O que realmente atormentava Hel era o fato de que ele próprio não possuía esse impulso de buscar satisfação através da crueldade — não encontrava prazer nesse ato, tampouco nutria um desejo ardente de vingança contra aquela mulher. Simplesmente, sem perceber, chegou àquele ponto... e deparou-se com uma decisão inescapável.

Na vida, há muitas escolhas assim: uma decisão tomada em um instante pode mudar tudo para sempre.

Hel, claro, poderia escolher fazer o “certo”: não matar a mulher, chamar a polícia, contar tudo — inclusive o que sabia sobre o Juiz — com todos os detalhes.

E então? Provavelmente seria detido, depois transferido para a FCPS, onde seria interrogado com severidade até julgarem que ele não tinha mais utilidade e devolvê-lo à polícia.

Com sorte, poderia ser libertado, voltando a ser um desempregado; com azar... digamos que a polícia não acreditasse em sua versão (ainda que fosse a verdade), ou se as famílias dos “Supremos” quisessem limpar a honra de seus filhos e vingar-se dele, Hel poderia ser acusado de “excesso de legítima defesa” ou até de “homicídio doloso”, acabando na prisão ou até mesmo sentenciado à morte.

Claro, Hel também podia fazer o “errado”: seguir as ordens do Juiz, torturar a mulher, entregar o vídeo, ingressando de vez numa trajetória sem retorno, sob o domínio daquele que detinha o poder sobre seu destino.
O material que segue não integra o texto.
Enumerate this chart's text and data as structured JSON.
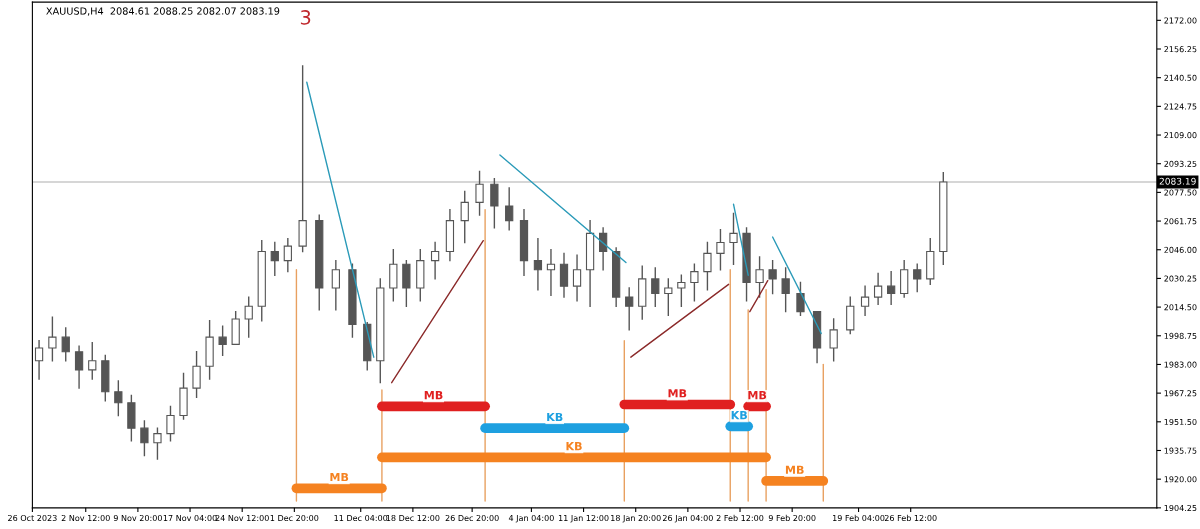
{
  "chart_data": {
    "type": "candlestick",
    "title": "XAUUSD,H4  2084.61 2088.25 2082.07 2083.19",
    "color": "#555555",
    "x": [
      "2023-10-26T22:30",
      "2023-10-28T19:30",
      "2023-10-30T16:30",
      "2023-11-01T13:30",
      "2023-11-03T10:00",
      "2023-11-05T06:00",
      "2023-11-07T02:00",
      "2023-11-08T22:00",
      "2023-11-10T18:00",
      "2023-11-12T14:00",
      "2023-11-14T10:00",
      "2023-11-16T06:00",
      "2023-11-18T02:00",
      "2023-11-19T22:00",
      "2023-11-21T18:00",
      "2023-11-23T14:00",
      "2023-11-25T10:00",
      "2023-11-27T06:00",
      "2023-11-29T02:00",
      "2023-11-30T22:00",
      "2023-12-03T00:00",
      "2023-12-05T08:00",
      "2023-12-07T16:00",
      "2023-12-10T00:00",
      "2023-12-12T02:00",
      "2023-12-13T22:00",
      "2023-12-15T18:00",
      "2023-12-17T14:00",
      "2023-12-19T13:00",
      "2023-12-21T15:00",
      "2023-12-23T17:00",
      "2023-12-25T19:00",
      "2023-12-27T21:00",
      "2023-12-29T23:00",
      "2024-01-01T01:00",
      "2024-01-03T03:00",
      "2024-01-05T02:00",
      "2024-01-06T22:00",
      "2024-01-08T18:00",
      "2024-01-10T14:00",
      "2024-01-12T10:00",
      "2024-01-14T06:00",
      "2024-01-16T02:00",
      "2024-01-17T22:00",
      "2024-01-19T18:00",
      "2024-01-21T14:00",
      "2024-01-23T10:00",
      "2024-01-25T06:00",
      "2024-01-27T02:00",
      "2024-01-28T22:00",
      "2024-01-30T18:00",
      "2024-02-01T14:00",
      "2024-02-03T10:00",
      "2024-02-05T06:00",
      "2024-02-07T02:00",
      "2024-02-08T22:00",
      "2024-02-11T00:00",
      "2024-02-13T08:00",
      "2024-02-15T16:00",
      "2024-02-18T00:00",
      "2024-02-20T02:00",
      "2024-02-21T22:00",
      "2024-02-23T18:00",
      "2024-02-25T14:00",
      "2024-02-27T10:00",
      "2024-02-29T06:00",
      "2024-03-02T02:00"
    ],
    "ohlc": [
      [
        1985,
        1996,
        1975,
        1992
      ],
      [
        1992,
        2009,
        1985,
        1998
      ],
      [
        1998,
        2003,
        1985,
        1990
      ],
      [
        1990,
        1993,
        1970,
        1980
      ],
      [
        1980,
        1995,
        1975,
        1985
      ],
      [
        1985,
        1988,
        1963,
        1968
      ],
      [
        1968,
        1974,
        1955,
        1962
      ],
      [
        1962,
        1966,
        1941,
        1948
      ],
      [
        1948,
        1952,
        1933,
        1940
      ],
      [
        1940,
        1948,
        1931,
        1945
      ],
      [
        1945,
        1960,
        1941,
        1955
      ],
      [
        1955,
        1978,
        1953,
        1970
      ],
      [
        1970,
        1990,
        1965,
        1982
      ],
      [
        1982,
        2007,
        1975,
        1998
      ],
      [
        1998,
        2004,
        1988,
        1994
      ],
      [
        1994,
        2012,
        1994,
        2008
      ],
      [
        2008,
        2020,
        1998,
        2015
      ],
      [
        2015,
        2051,
        2007,
        2045
      ],
      [
        2045,
        2050,
        2032,
        2040
      ],
      [
        2040,
        2052,
        2034,
        2048
      ],
      [
        2048,
        2147,
        2045,
        2062
      ],
      [
        2062,
        2065,
        2013,
        2025
      ],
      [
        2025,
        2040,
        2013,
        2035
      ],
      [
        2035,
        2038,
        1998,
        2005
      ],
      [
        2005,
        2006,
        1980,
        1985
      ],
      [
        1985,
        2030,
        1973,
        2025
      ],
      [
        2025,
        2046,
        2018,
        2038
      ],
      [
        2038,
        2040,
        2015,
        2025
      ],
      [
        2025,
        2046,
        2018,
        2040
      ],
      [
        2040,
        2050,
        2030,
        2045
      ],
      [
        2045,
        2068,
        2040,
        2062
      ],
      [
        2062,
        2078,
        2050,
        2072
      ],
      [
        2072,
        2089,
        2065,
        2082
      ],
      [
        2082,
        2085,
        2058,
        2070
      ],
      [
        2070,
        2080,
        2057,
        2062
      ],
      [
        2062,
        2068,
        2032,
        2040
      ],
      [
        2040,
        2052,
        2024,
        2035
      ],
      [
        2035,
        2046,
        2021,
        2038
      ],
      [
        2038,
        2044,
        2020,
        2026
      ],
      [
        2026,
        2043,
        2018,
        2035
      ],
      [
        2035,
        2062,
        2015,
        2055
      ],
      [
        2055,
        2058,
        2035,
        2045
      ],
      [
        2045,
        2047,
        2015,
        2020
      ],
      [
        2020,
        2025,
        2002,
        2015
      ],
      [
        2015,
        2037,
        2008,
        2030
      ],
      [
        2030,
        2036,
        2015,
        2022
      ],
      [
        2022,
        2030,
        2010,
        2025
      ],
      [
        2025,
        2032,
        2015,
        2028
      ],
      [
        2028,
        2038,
        2018,
        2034
      ],
      [
        2034,
        2050,
        2024,
        2044
      ],
      [
        2044,
        2057,
        2035,
        2050
      ],
      [
        2050,
        2066,
        2038,
        2055
      ],
      [
        2055,
        2058,
        2018,
        2028
      ],
      [
        2028,
        2042,
        2020,
        2035
      ],
      [
        2035,
        2040,
        2022,
        2030
      ],
      [
        2030,
        2036,
        2012,
        2022
      ],
      [
        2022,
        2028,
        2010,
        2012
      ],
      [
        2012,
        2012,
        1984,
        1992
      ],
      [
        1992,
        2008,
        1985,
        2002
      ],
      [
        2002,
        2020,
        2000,
        2015
      ],
      [
        2015,
        2026,
        2010,
        2020
      ],
      [
        2020,
        2033,
        2016,
        2026
      ],
      [
        2026,
        2034,
        2016,
        2022
      ],
      [
        2022,
        2040,
        2020,
        2035
      ],
      [
        2035,
        2038,
        2023,
        2030
      ],
      [
        2030,
        2052,
        2027,
        2045
      ],
      [
        2045,
        2088.25,
        2038,
        2083.19
      ]
    ],
    "series": [
      {
        "type": "line",
        "color": "#e8a060",
        "x": [
          "2023-12-02T03:00",
          "2023-12-02T03:00"
        ],
        "values": [
          2035,
          1908
        ]
      },
      {
        "type": "line",
        "color": "#e8a060",
        "x": [
          "2023-12-14T03:30",
          "2023-12-14T03:30"
        ],
        "values": [
          1969,
          1908
        ]
      },
      {
        "type": "line",
        "color": "#e8a060",
        "x": [
          "2023-12-28T15:45",
          "2023-12-28T15:45"
        ],
        "values": [
          2068,
          1908
        ]
      },
      {
        "type": "line",
        "color": "#e8a060",
        "x": [
          "2024-01-17T05:30",
          "2024-01-17T05:30"
        ],
        "values": [
          1996,
          1908
        ]
      },
      {
        "type": "line",
        "color": "#e8a060",
        "x": [
          "2024-02-01T03:00",
          "2024-02-01T03:00"
        ],
        "values": [
          2035,
          1908
        ]
      },
      {
        "type": "line",
        "color": "#e8a060",
        "x": [
          "2024-02-03T15:30",
          "2024-02-03T15:30"
        ],
        "values": [
          2013,
          1908
        ]
      },
      {
        "type": "line",
        "color": "#e8a060",
        "x": [
          "2024-02-06T04:00",
          "2024-02-06T04:00"
        ],
        "values": [
          2024,
          1908
        ]
      },
      {
        "type": "line",
        "color": "#e8a060",
        "x": [
          "2024-02-14T05:00",
          "2024-02-14T05:00"
        ],
        "values": [
          1983,
          1908
        ]
      },
      {
        "type": "line",
        "name": "MB",
        "color": "#f58220",
        "x": [
          "2023-12-02T03:00",
          "2023-12-14T03:30"
        ],
        "values": [
          1915,
          1915
        ]
      },
      {
        "type": "line",
        "name": "MB",
        "color": "#e02020",
        "x": [
          "2023-12-14T03:30",
          "2023-12-28T15:45"
        ],
        "values": [
          1960,
          1960
        ]
      },
      {
        "type": "line",
        "name": "KB",
        "color": "#1ea0e0",
        "x": [
          "2023-12-28T15:45",
          "2024-01-17T05:30"
        ],
        "values": [
          1948,
          1948
        ]
      },
      {
        "type": "line",
        "name": "KB",
        "color": "#f58220",
        "x": [
          "2023-12-14T03:30",
          "2024-02-06T04:00"
        ],
        "values": [
          1932,
          1932
        ]
      },
      {
        "type": "line",
        "name": "MB",
        "color": "#e02020",
        "x": [
          "2024-01-17T05:30",
          "2024-02-01T03:00"
        ],
        "values": [
          1961,
          1961
        ]
      },
      {
        "type": "line",
        "name": "KB",
        "color": "#1ea0e0",
        "x": [
          "2024-02-01T03:00",
          "2024-02-03T15:30"
        ],
        "values": [
          1949,
          1949
        ]
      },
      {
        "type": "line",
        "name": "MB",
        "color": "#e02020",
        "x": [
          "2024-02-03T15:30",
          "2024-02-06T04:00"
        ],
        "values": [
          1960,
          1960
        ]
      },
      {
        "type": "line",
        "name": "MB",
        "color": "#f58220",
        "x": [
          "2024-02-06T04:00",
          "2024-02-14T05:00"
        ],
        "values": [
          1919,
          1919
        ]
      },
      {
        "type": "line",
        "color": "#2a9ab8",
        "x": [
          "2023-12-03T14:00",
          "2023-12-13T00:00"
        ],
        "values": [
          2138,
          1987
        ]
      },
      {
        "type": "line",
        "color": "#8b2a2a",
        "x": [
          "2023-12-15T12:30",
          "2023-12-28T09:30"
        ],
        "values": [
          1973,
          2051
        ]
      },
      {
        "type": "line",
        "color": "#2a9ab8",
        "x": [
          "2023-12-30T17:45",
          "2024-01-17T11:00"
        ],
        "values": [
          2098,
          2039
        ]
      },
      {
        "type": "line",
        "color": "#8b2a2a",
        "x": [
          "2024-01-18T03:30",
          "2024-01-31T21:30"
        ],
        "values": [
          1987,
          2027
        ]
      },
      {
        "type": "line",
        "color": "#2a9ab8",
        "x": [
          "2024-02-01T14:00",
          "2024-02-03T15:30"
        ],
        "values": [
          2071,
          2032
        ]
      },
      {
        "type": "line",
        "color": "#8b2a2a",
        "x": [
          "2024-02-03T21:00",
          "2024-02-06T09:30"
        ],
        "values": [
          2012,
          2029
        ]
      },
      {
        "type": "line",
        "color": "#2a9ab8",
        "x": [
          "2024-02-07T02:00",
          "2024-02-13T22:00"
        ],
        "values": [
          2053,
          2000
        ]
      }
    ],
    "ref_lines": [
      {
        "axis": "y",
        "value": 2083.19,
        "label": "2083.19",
        "color": "#c8c8c8"
      }
    ],
    "annotations": [
      "3"
    ],
    "xlim": [
      "2023-10-26T00:00",
      "2024-04-01T02:30"
    ],
    "ylim": [
      1904.25,
      2182
    ],
    "xticks": [
      {
        "value": "2023-10-26T00:00",
        "label": "26 Oct 2023"
      },
      {
        "value": "2023-11-02T12:00",
        "label": "2 Nov 12:00"
      },
      {
        "value": "2023-11-09T20:00",
        "label": "9 Nov 20:00"
      },
      {
        "value": "2023-11-17T04:00",
        "label": "17 Nov 04:00"
      },
      {
        "value": "2023-11-24T12:00",
        "label": "24 Nov 12:00"
      },
      {
        "value": "2023-12-01T20:00",
        "label": "1 Dec 20:00"
      },
      {
        "value": "2023-12-11T04:00",
        "label": "11 Dec 04:00"
      },
      {
        "value": "2023-12-18T12:00",
        "label": "18 Dec 12:00"
      },
      {
        "value": "2023-12-26T20:00",
        "label": "26 Dec 20:00"
      },
      {
        "value": "2024-01-04T04:00",
        "label": "4 Jan 04:00"
      },
      {
        "value": "2024-01-11T12:00",
        "label": "11 Jan 12:00"
      },
      {
        "value": "2024-01-18T20:00",
        "label": "18 Jan 20:00"
      },
      {
        "value": "2024-01-26T04:00",
        "label": "26 Jan 04:00"
      },
      {
        "value": "2024-02-02T12:00",
        "label": "2 Feb 12:00"
      },
      {
        "value": "2024-02-09T20:00",
        "label": "9 Feb 20:00"
      },
      {
        "value": "2024-02-19T04:00",
        "label": "19 Feb 04:00"
      },
      {
        "value": "2024-02-26T12:00",
        "label": "26 Feb 12:00"
      }
    ],
    "yticks": [
      1904.25,
      {
        "value": 1920,
        "label": "1920.00"
      },
      1935.75,
      {
        "value": 1951.5,
        "label": "1951.50"
      },
      1967.25,
      {
        "value": 1983,
        "label": "1983.00"
      },
      1998.75,
      {
        "value": 2014.5,
        "label": "2014.50"
      },
      2030.25,
      {
        "value": 2046,
        "label": "2046.00"
      },
      2061.75,
      {
        "value": 2077.5,
        "label": "2077.50"
      },
      2093.25,
      {
        "value": 2109,
        "label": "2109.00"
      },
      2124.75,
      {
        "value": 2140.5,
        "label": "2140.50"
      },
      2156.25,
      {
        "value": 2172,
        "label": "2172.00"
      }
    ],
    "grid": false,
    "legend": false
  }
}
Havia ainda a opção intermediária, nem certa nem errada: propor à mulher um acordo — combinarem histórias, testemunharem um pelo outro, elaborarem um depoimento plausível para jogar toda a culpa sobre o Juiz e os Supremos, ambos se apresentando como vítimas... depois de acertarem tudo, chamariam a polícia.

Assim, não apenas retornariam ilesos à sociedade, como também poderiam dividir o dinheiro ilícito do fundo da “Carnificina”. Quanto ao futuro... quem poderia prever? Talvez a moça se apaixonasse por Hel por tê-la poupado, talvez ambos fossem desmascarados e presos, talvez fossem caçados até a morte pelos apostadores da internet obscura...

A vida é assim: não há escolhas absolutamente corretas ou erradas, nem mesmo a moralidade é isenta de contradições; fazer o certo ou o errado pode levar a consequências boas ou ruins.

Alguns dedicam-se sempre ao bem, mas vivem em constante infortúnio; outros, de moral degradada e caráter vil, prosperam e desfrutam de riqueza e poder.

Há quem defenda que, se o resultado é justo, os meios podem ser sacrificados ou flexibilizados; outros acreditam que um bom resultado obtido por meios espúrios perde todo o valor...

“Correto” e “liberdade” — jamais encontrarão consenso, tampouco se pode determinar quem está certo ou errado.

Esses dilemas torturam todos os que têm consciência e senso ético, inclusive... Hel Schneider.

O objetivo do Juiz naquela noite não era simplesmente matar aqueles Supremos já corrompidos — para ele, eles nada significavam.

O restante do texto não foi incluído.